My work is about the study of nature. I hesitate putting myself in such a grand tradition, but there it is.  I admire those that have gone before and find myself studying old techniques while pushing in new directions. Unlike science where those that follow build on the knowledge discovered before them, artists seem to emulate and eventually grow into the concerns of their time. I believe that by looking carefully at the entirety of nature I will learn to see better and gather an understanding of form and color that will make me a better artist.

Thirty years ago, I went to the Field Museum in Chicago to draw the Hoffmann Sculptures in order to improve my drawing skills.  Instead I found endless subject matter, a community, and a purpose for my work.
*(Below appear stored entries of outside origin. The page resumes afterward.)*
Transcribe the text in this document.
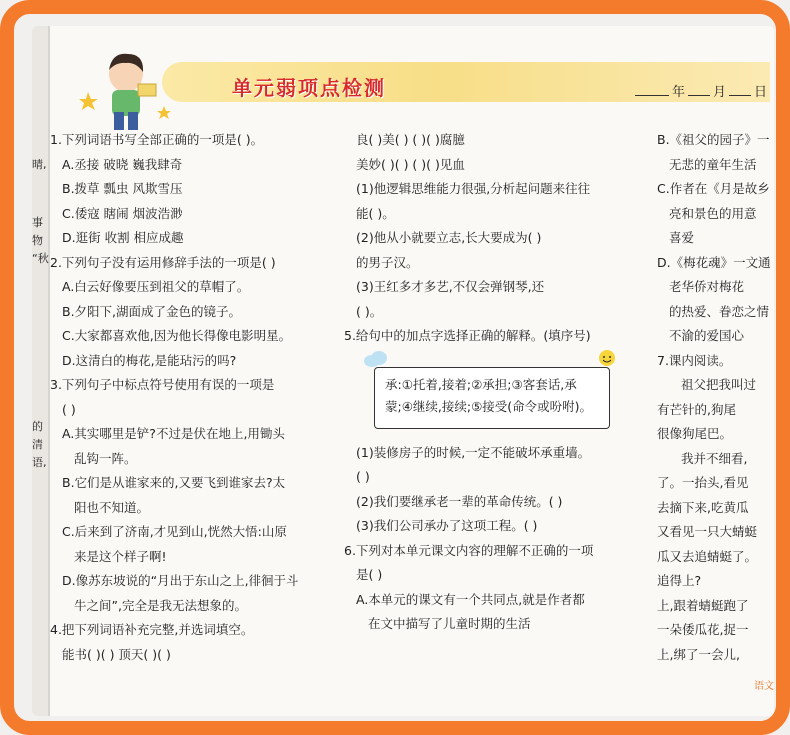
晴,

事物

“秋

的

清

语,

单元弱项点检测	年 月 日

1.下列词语书写全部正确的一项是( )。

A.丞接 破晓 巍我肆奇

B.拨草 瓢虫 风欺雪压

C.倭寇 瞎闹 烟波浩渺

D.逛街 收割 相应成趣

2.下列句子没有运用修辞手法的一项是( )

A.白云好像要压到祖父的草帽了。

B.夕阳下,湖面成了金色的镜子。

C.大家都喜欢他,因为他长得像电影明星。

D.这清白的梅花,是能玷污的吗?

3.下列句子中标点符号使用有误的一项是

( )

A.其实哪里是铲?不过是伏在地上,用锄头

乱钩一阵。

B.它们是从谁家来的,又要飞到谁家去?太

阳也不知道。

C.后来到了济南,才见到山,恍然大悟:山原

来是这个样子啊!

D.像苏东坡说的“月出于东山之上,徘徊于斗

牛之间”,完全是我无法想象的。

4.把下列词语补充完整,并选词填空。

能书( )( ) 顶天( )( )

良( )美( ) ( )( )腐臆

美妙( )( ) ( )( )见血

(1)他逻辑思维能力很强,分析起问题来往往

能( )。

(2)他从小就要立志,长大要成为( )

的男子汉。

(3)王红多才多艺,不仅会弹钢琴,还

( )。

5.给句中的加点字选择正确的解释。(填序号)

承:①托着,接着;②承担;③客套话,承蒙;④继续,接续;⑤接受(命令或吩咐)。

(1)装修房子的时候,一定不能破坏承重墙。

( )

(2)我们要继承老一辈的革命传统。( )

(3)我们公司承办了这项工程。( )

6.下列对本单元课文内容的理解不正确的一项

是( )

A.本单元的课文有一个共同点,就是作者都

在文中描写了儿童时期的生活

B.《祖父的园子》一

无悲的童年生活

C.作者在《月是故乡

亮和景色的用意

喜爱

D.《梅花魂》一文通

老华侨对梅花

的热爱、眷恋之情

不渝的爱国心

7.课内阅读。

祖父把我叫过

有芒针的,狗尾

很像狗尾巴。

我并不细看,

了。一抬头,看见

去摘下来,吃黄瓜

又看见一只大蜻蜓

瓜又去追蜻蜓了。

追得上?

上,跟着蜻蜓跑了

一朵倭瓜花,捉一

上,绑了一会儿,

语文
I moved from Oriental artifacts, to birds, mammals, reptiles and insects, drawing daily from the exhibit areas.  I also wandered through areas of the museum painting oddities like tiny Tibetan statuary and the South American Shrunken heads.  I eventually moved behind the scenes into the collection areas where I did the “Illinois Insects” and “Architecture by Birds and Insects” books.  The adventure extended to outside the museum to collaborate with scientists in Madagascar, Africa, Central and South America, Alaska and other places enabling me to put my studies into context.  Much of the last ten years have been spent publishing my images with the intent to share with the lay community a better understanding of the world around us.   At present we are working on a book about the Illinois flyway and the migrations of birds and insects through our area.  For 30 years the museum has been collecting and receiving bird specimens which have hit buildings during migration.  Dave Willard from the Field Museum has been recording these findings and the 30 or so plates I have done have been under his direction.  It is an honor to collaborate with scientists and give my paintings the truth and accuracy necessary to herald the wonders of nature.